Reclamation Zebra and Quagga Mussel Research Program
The presence of quagga and zebra mussels in the western United States waters is the top priority for Reclamation's Science and Technology Program. The program is directing research and development to detect and control invasive mussels throughout Reclamation.
The primary function of the Program is to inform Reclamation management on best practices for the most effective and efficient response given unique facilities requirements while at the same time developing, evaluating, and demonstrating effective technologies in a field setting.
The primary research priorities identified thus far are:
- Improvements in reliability of early detection and monitoring methods
- Field demonstration and evaluation of conventional and promising new control technologies
- Identification and development of effective long-term biological and engineering solutions
- Distribution and sharing of information on best practices for dealing with infestations
Reclamation’s Zebra and Quagga Mussel Research Program includes coordinated research activities to demonstrate effective monitoring and control solutions that can be applied across Reclamation. Success will involve close coordination and cooperation between Reclamation project managers and researchers, private industry, managing partners, and other federal, state, and local agencies.

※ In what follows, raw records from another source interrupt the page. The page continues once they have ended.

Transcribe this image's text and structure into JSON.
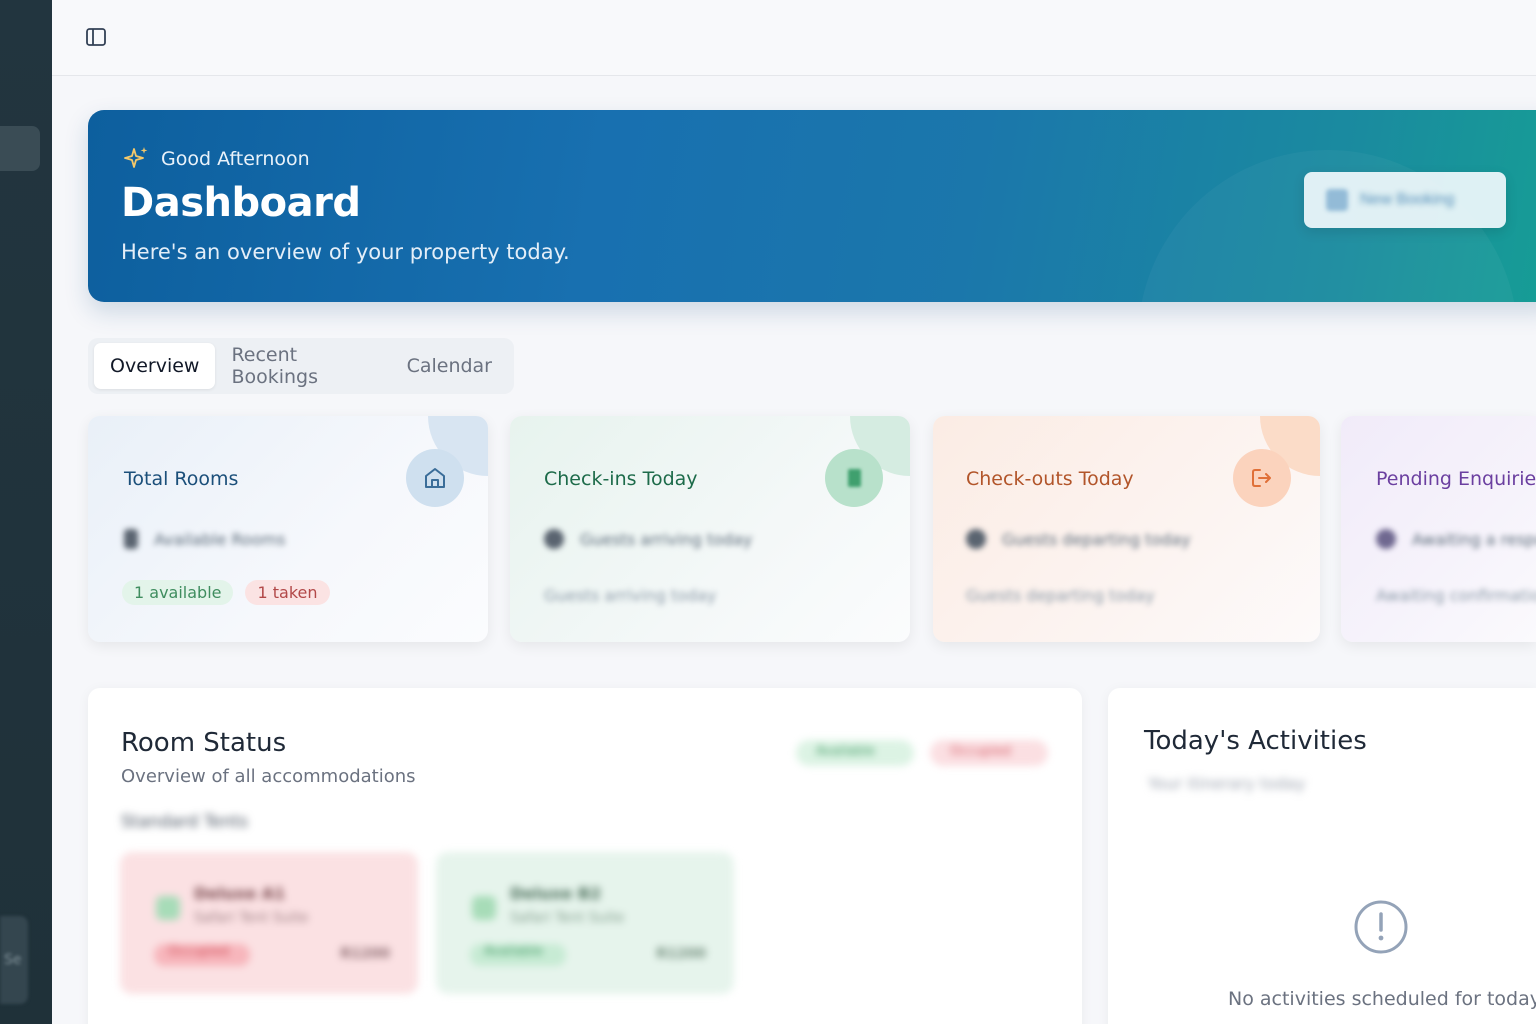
{
  "header": {
    "greeting": "Good Afternoon",
    "title": "Dashboard",
    "subtitle": "Here's an overview of your property today.",
    "action_label": "New Booking"
  },
  "tabs": [
    {
      "label": "Overview",
      "active": true
    },
    {
      "label": "Recent Bookings",
      "active": false
    },
    {
      "label": "Calendar",
      "active": false
    }
  ],
  "stats": {
    "total_rooms": {
      "title": "Total Rooms",
      "detail": "Available Rooms",
      "available": "1 available",
      "taken": "1 taken"
    },
    "checkins": {
      "title": "Check-ins Today",
      "detail": "Guests arriving today",
      "note": "Guests arriving today"
    },
    "checkouts": {
      "title": "Check-outs Today",
      "detail": "Guests departing today",
      "note": "Guests departing today"
    },
    "enquiries": {
      "title": "Pending Enquiries",
      "detail": "Awaiting a response",
      "note": "Awaiting confirmation"
    }
  },
  "room_status": {
    "title": "Room Status",
    "subtitle": "Overview of all accommodations",
    "section": "Standard Tents",
    "legend": [
      "Available",
      "Occupied"
    ],
    "rooms": [
      {
        "name": "Deluxe A1",
        "type": "Safari Tent Suite",
        "status": "Occupied",
        "rate": "R1200"
      },
      {
        "name": "Deluxe B2",
        "type": "Safari Tent Suite",
        "status": "Available",
        "rate": "R1200"
      }
    ]
  },
  "activities": {
    "title": "Today's Activities",
    "subtitle": "Your itinerary today",
    "empty": "No activities scheduled for today"
  },
  "rail": {
    "bottom_label": "Se"
  },
  "colors": {
    "hero_start": "#0d5f9e",
    "hero_end": "#169e95",
    "rooms_accent": "#1b4f7a",
    "checkin_accent": "#1d6b4a",
    "checkout_accent": "#b2552a",
    "enquiry_accent": "#6b3fa0"
  }
}
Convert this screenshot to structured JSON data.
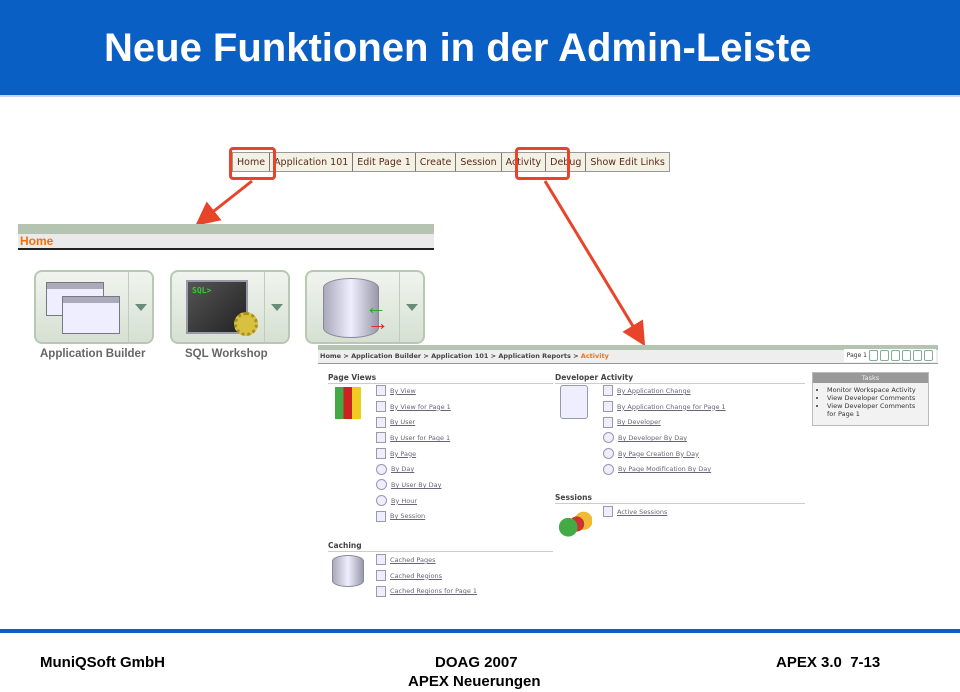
{
  "slide_title": "Neue Funktionen in der Admin-Leiste",
  "admin_bar": {
    "tabs": [
      "Home",
      "Application 101",
      "Edit Page 1",
      "Create",
      "Session",
      "Activity",
      "Debug",
      "Show Edit Links"
    ]
  },
  "home_screen": {
    "header": "Home",
    "tiles": [
      {
        "label": "Application Builder"
      },
      {
        "label": "SQL Workshop",
        "screen_text": "SQL>"
      },
      {
        "label": ""
      }
    ]
  },
  "activity_screen": {
    "breadcrumb": [
      "Home",
      "Application Builder",
      "Application 101",
      "Application Reports"
    ],
    "breadcrumb_current": "Activity",
    "page_indicator": "Page 1",
    "page_views": {
      "title": "Page Views",
      "links": [
        "By View",
        "By View for Page 1",
        "By User",
        "By User for Page 1",
        "By Page",
        "By Day",
        "By User By Day",
        "By Hour",
        "By Session"
      ]
    },
    "developer_activity": {
      "title": "Developer Activity",
      "links": [
        "By Application Change",
        "By Application Change for Page 1",
        "By Developer",
        "By Developer By Day",
        "By Page Creation By Day",
        "By Page Modification By Day"
      ]
    },
    "sessions": {
      "title": "Sessions",
      "links": [
        "Active Sessions"
      ]
    },
    "caching": {
      "title": "Caching",
      "links": [
        "Cached Pages",
        "Cached Regions",
        "Cached Regions for Page 1"
      ]
    },
    "tasks": {
      "title": "Tasks",
      "items": [
        "Monitor Workspace Activity",
        "View Developer Comments",
        "View Developer Comments for Page 1"
      ]
    }
  },
  "footer": {
    "company": "MuniQSoft GmbH",
    "event": "DOAG 2007",
    "subtitle": "APEX Neuerungen",
    "page": "APEX 3.0  7-13"
  },
  "colors": {
    "title_bar": "#0a5fc4",
    "highlight": "#e8442a",
    "current_crumb": "#f07010"
  }
}
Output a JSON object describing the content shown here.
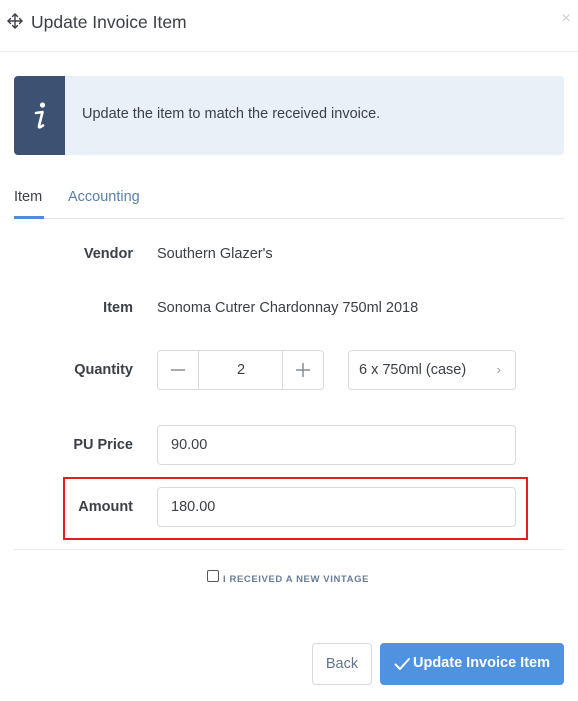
{
  "dialog": {
    "title": "Update Invoice Item",
    "close_icon": "close-icon",
    "move_icon": "move-icon"
  },
  "info": {
    "icon": "info-icon",
    "message": "Update the item to match the received invoice."
  },
  "tabs": [
    {
      "label": "Item",
      "active": true
    },
    {
      "label": "Accounting",
      "active": false
    }
  ],
  "form": {
    "vendor": {
      "label": "Vendor",
      "value": "Southern Glazer's"
    },
    "item": {
      "label": "Item",
      "value": "Sonoma Cutrer Chardonnay 750ml 2018"
    },
    "quantity": {
      "label": "Quantity",
      "value": "2",
      "unit": "6 x 750ml (case)"
    },
    "pu_price": {
      "label": "PU Price",
      "value": "90.00"
    },
    "amount": {
      "label": "Amount",
      "value": "180.00"
    },
    "vintage_checkbox": {
      "label": "I RECEIVED A NEW VINTAGE",
      "checked": false
    }
  },
  "buttons": {
    "back": "Back",
    "update": "Update Invoice Item"
  },
  "colors": {
    "accent": "#4f93e0",
    "info_side": "#3d5273",
    "highlight": "#e02020"
  }
}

The establishment of multi-agency cooperation and industry partnerships is an important outcome of this process in ensuring that we do not reinvent what is already available. Reclamation seeks to take advantage of opportunities to evaluate and enhance technologies through well planned and coordinated demonstration projects that will help meet Reclamation’s requirements.
Reclamation had developed a partnership with the U.S. Army Corps of Engineers, other federal, state, and local agencies, as well as our managing partners to advance applicability of various available technologies. A significant component of Reclamation’s recent efforts have focused on furthering to define research needs, establish priorities, and identify demonstration-ready technologies while enabling well-developed plans for this year.